By Jamie Nash and Dalton Lee Gregory
Tragedy struck a nearby community over the weekend, mirroring the accident that left Conroe High School devastated a week earlier. Another similar wreck occurred days before the Conroe crash.
Just before 3 a.m. on Sunday, firefighters in Tarkington, which is southeast of Cleveland, responded to a one-vehicle crash on County Road 2291 where they found an eerily familiar scene.
A teenage driver had lost control of his Oldsmobile Intrigue for unknown reasons and struck a tree at a high rate of speed, partially ejecting him and his teen passenger, according to Assistant Chief Dalton Lee Gregory with the Tarkington Volunteer Fire Department.
Jesse Stuart Dubose, 19, who graduated from Tarkington High School on Friday night, was already deceased. The crash occurred less than two miles from his home. His passenger and classmate, 19-year-old Steven Dill was critically injured. Both remained trapped in the twisted wreckage.
Gregory called for a medical helicopter and firefighters extricated the victims using the “Jaws of Life.” A City of Cleveland ambulance transported Dill to a landing zone where he was flown by air ambulance to Memorial Hermann Hospital in Houston. A short time later, Dill also died.
Both teens were present for Tarkington VFD’s “Forever Changed” program, which simulates a major car accident with students playing the victims. Some of the student actors were partially ejected. One was removed by ambulance to a waiting medical helicopter and students watched as it lifted off and flew away, before watching two classmates loaded into a hearse. That program was presented just 27 days before two of the students would be in the real life version.

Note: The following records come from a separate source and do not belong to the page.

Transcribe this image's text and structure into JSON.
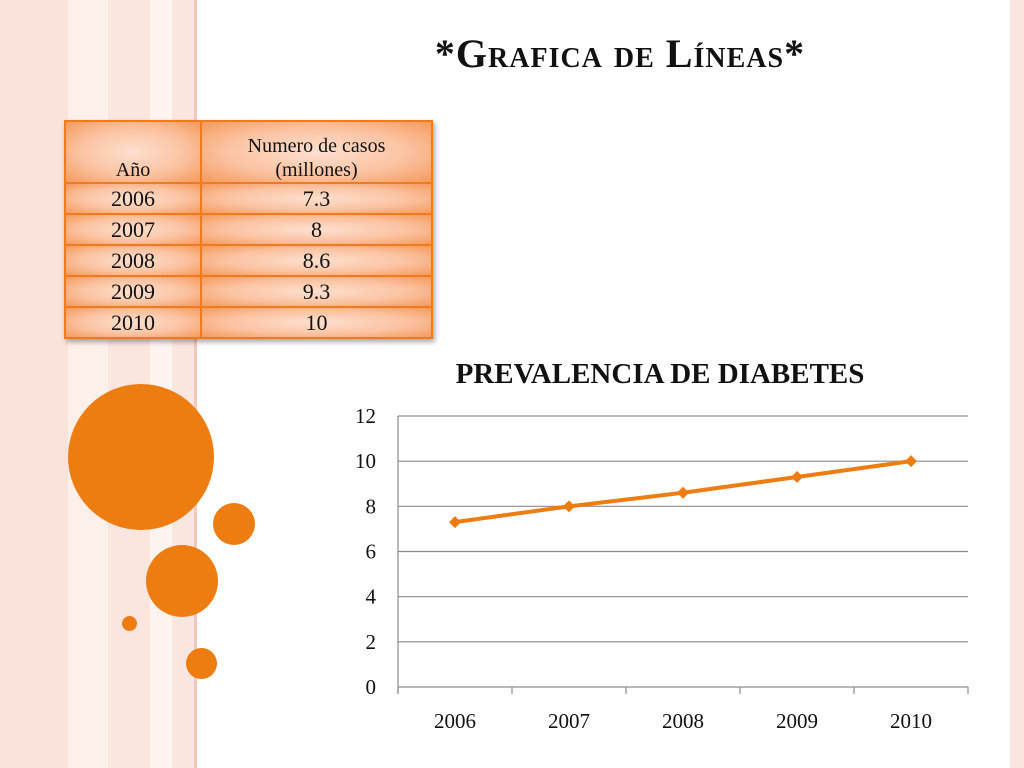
{
  "slide": {
    "title": "*Grafica de Líneas*"
  },
  "table": {
    "headers": [
      "Año",
      "Numero de casos",
      "(millones)"
    ],
    "rows": [
      {
        "year": "2006",
        "value": "7.3"
      },
      {
        "year": "2007",
        "value": "8"
      },
      {
        "year": "2008",
        "value": "8.6"
      },
      {
        "year": "2009",
        "value": "9.3"
      },
      {
        "year": "2010",
        "value": "10"
      }
    ]
  },
  "chart_data": {
    "type": "line",
    "title": "PREVALENCIA DE DIABETES",
    "categories": [
      "2006",
      "2007",
      "2008",
      "2009",
      "2010"
    ],
    "series": [
      {
        "values": [
          7.3,
          8,
          8.6,
          9.3,
          10
        ],
        "color": "#ee7d11"
      }
    ],
    "ylim": [
      0,
      12
    ],
    "yticks": [
      0,
      2,
      4,
      6,
      8,
      10,
      12
    ],
    "grid": true,
    "legend": "none"
  },
  "colors": {
    "accent": "#ee7d11",
    "table_border": "#ef7b1e"
  }
}
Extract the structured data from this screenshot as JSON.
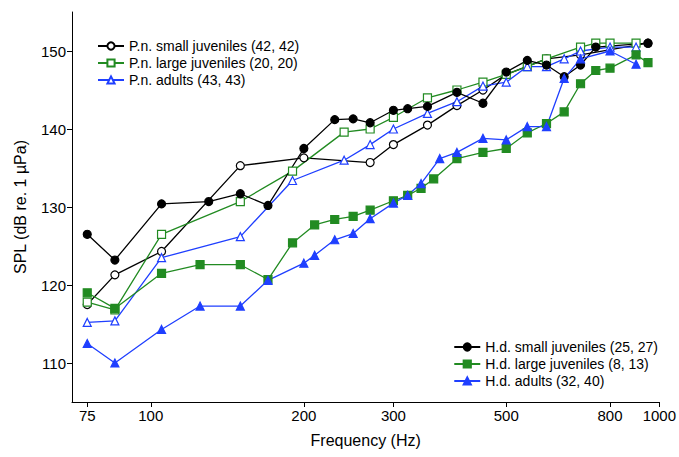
{
  "chart_data": {
    "type": "line",
    "xlabel": "Frequency (Hz)",
    "ylabel": "SPL (dB re. 1 µPa)",
    "log": "x",
    "grid": false,
    "xlim": [
      70,
      1000
    ],
    "xticks": [
      75,
      100,
      200,
      300,
      500,
      800,
      1000
    ],
    "ylim": [
      105,
      155
    ],
    "yticks": [
      110,
      120,
      130,
      140,
      150
    ],
    "series": [
      {
        "name": "P.n. small juveniles (42, 42)",
        "legend": "upper left",
        "color": "#000000",
        "marker": "circle-open",
        "x": [
          75,
          85,
          105,
          150,
          200,
          270,
          300,
          350,
          400,
          450,
          500,
          600,
          700,
          950
        ],
        "values": [
          117.5,
          121.3,
          124.3,
          135.3,
          136.3,
          135.7,
          138,
          140.5,
          143,
          145,
          147,
          149,
          149.5,
          151
        ]
      },
      {
        "name": "P.n. large juveniles (20, 20)",
        "legend": "upper left",
        "color": "#228b22",
        "marker": "square-open",
        "x": [
          75,
          85,
          105,
          150,
          190,
          240,
          270,
          300,
          350,
          400,
          450,
          500,
          550,
          600,
          700,
          750,
          800,
          900
        ],
        "values": [
          117.8,
          116.8,
          126.5,
          130.7,
          134.6,
          139.6,
          140,
          141.5,
          144,
          145,
          146,
          147,
          148,
          149,
          150.5,
          151,
          151,
          151
        ]
      },
      {
        "name": "P.n. adults (43, 43)",
        "legend": "upper left",
        "color": "#1f3fff",
        "marker": "triangle-open",
        "x": [
          75,
          85,
          105,
          150,
          190,
          240,
          270,
          300,
          350,
          400,
          450,
          500,
          550,
          600,
          650,
          700,
          800,
          900
        ],
        "values": [
          115.2,
          115.4,
          123.5,
          126.2,
          133.4,
          136,
          138,
          140,
          142,
          143.5,
          145.5,
          146,
          148,
          148,
          149,
          150,
          150.5,
          150.5
        ]
      },
      {
        "name": "H.d. small juveniles (25, 27)",
        "legend": "lower right",
        "color": "#000000",
        "marker": "circle",
        "x": [
          75,
          85,
          105,
          130,
          150,
          170,
          200,
          230,
          250,
          270,
          300,
          320,
          350,
          400,
          450,
          500,
          550,
          600,
          650,
          700,
          750,
          950
        ],
        "values": [
          126.5,
          123.2,
          130.4,
          130.7,
          131.7,
          130.2,
          137.5,
          141.2,
          141.3,
          140.8,
          142.4,
          142.6,
          142.9,
          144.7,
          143.3,
          147.3,
          148.8,
          148.2,
          146.7,
          148.2,
          150.5,
          151
        ]
      },
      {
        "name": "H.d. large juveniles (8, 13)",
        "legend": "lower right",
        "color": "#228b22",
        "marker": "square",
        "x": [
          75,
          85,
          105,
          125,
          150,
          170,
          190,
          210,
          230,
          250,
          270,
          300,
          320,
          340,
          360,
          400,
          450,
          500,
          550,
          600,
          650,
          700,
          750,
          800,
          900,
          950
        ],
        "values": [
          119,
          117,
          121.5,
          122.6,
          122.6,
          120.7,
          125.4,
          127.7,
          128.4,
          128.8,
          129.6,
          130.8,
          131.5,
          132.4,
          133.6,
          136.2,
          137,
          137.5,
          139.5,
          140.7,
          142.2,
          145.8,
          147.5,
          147.8,
          149.5,
          148.5
        ]
      },
      {
        "name": "H.d. adults (32, 40)",
        "legend": "lower right",
        "color": "#1f3fff",
        "marker": "triangle",
        "x": [
          75,
          85,
          105,
          125,
          150,
          170,
          200,
          210,
          230,
          250,
          270,
          300,
          320,
          340,
          370,
          400,
          450,
          500,
          550,
          600,
          650,
          700,
          800,
          900
        ],
        "values": [
          112.5,
          110,
          114.3,
          117.3,
          117.3,
          120.6,
          122.8,
          123.8,
          125.8,
          126.6,
          128.5,
          130.5,
          131.5,
          133,
          136.2,
          137,
          138.8,
          138.6,
          140.3,
          140.3,
          146.5,
          149,
          150,
          148.3
        ]
      }
    ]
  }
}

A similar tragedy occurred in Conroe the previous weekend, when a pair of best friends, scheduled to graduate in one week, left the roadway and struck a tree. CHS football star Jordan Wilson, 17, was pronounced dead on the scene. The driver, fellow CHS senior football player Johnnie O’Neal, 18, survived the crash with non-life threatening injuries and now faces serious charges.
On May 20, three days prior to the Conroe wreck, Navasota High School sophomore Kourtney Marie Horton, 16, died from injuries received as a passenger in a 2004 Pontiac Grand Prix after the 19-year-old driver lost control for unknown reasons, leaving the roadway and traveling through a ditch and fence before striking two trees. Horton and a second passenger were ejected. Charges are now pending against 19-year-old Clinton B. Theiss, Jr. of Waller.